Ristocetin-induced platelet aggregation (RIPA) analysis (Table 5-5)
The aggregation of the patient’s platelets is tested in the presence of different concentrations of ristocetin.
Used for differentiating vWD type 2B from 2A or 2M.
RIPA is used only after the diagnosis of vWD is made and further clarification of subtype is necessary.
Factor VIII binding ELISA
Indicated to assist in the diagnose type 2N vWD, which is characterized by impaired binding of vWF to factor VIII.
PFA-100 closure time
Can be used to screen for vWD in patients with an appropriate bleeding history, and to monitor response to 1-desamino-8-D-arginine vasopressin (DDAVP; which stimulates release of vWF stored in endothelial cells) or infusion of vWF concentrate (Humate-P), since other vWF tests may not be available on a STAT basis.
REFERENCES
1. Kamal AH, Tefferi A, Pruthi RK. How to interpret and pursue an abnormal prothrombin time, activated partial thromboplastin time, and bleeding time in adults. Mayo Clin Proc. 2007;82:864–873.

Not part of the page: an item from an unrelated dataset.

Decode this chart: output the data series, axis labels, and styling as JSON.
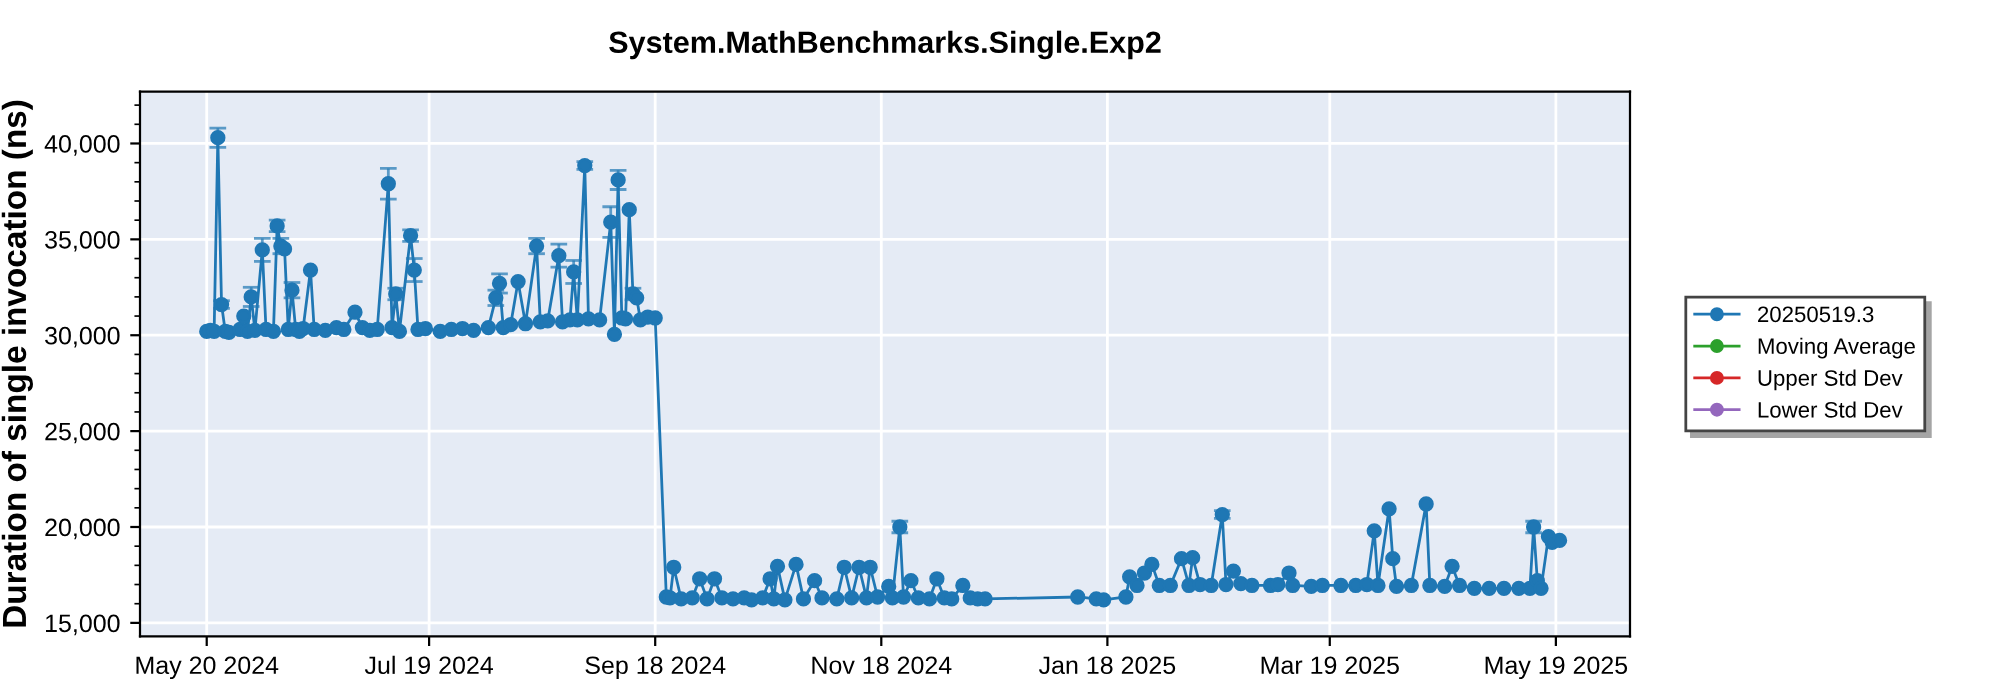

2. Hayward CP, Harrison P, Cattaneo M, et al. Platelet function analyzer (PFA)-100 closure time in the evaluation of platelet disorders and platelet function. J Thromb Haemost. 2006; 4:312–319.
3. Sadler JE, Budde U, Eikenboom JC, et al. Update on the pathophysiology and classification of von Willebrand disease: a report of the Subcommittee on von Willebrand Factor. J Thromb Haemost.2006;4:2103–2114.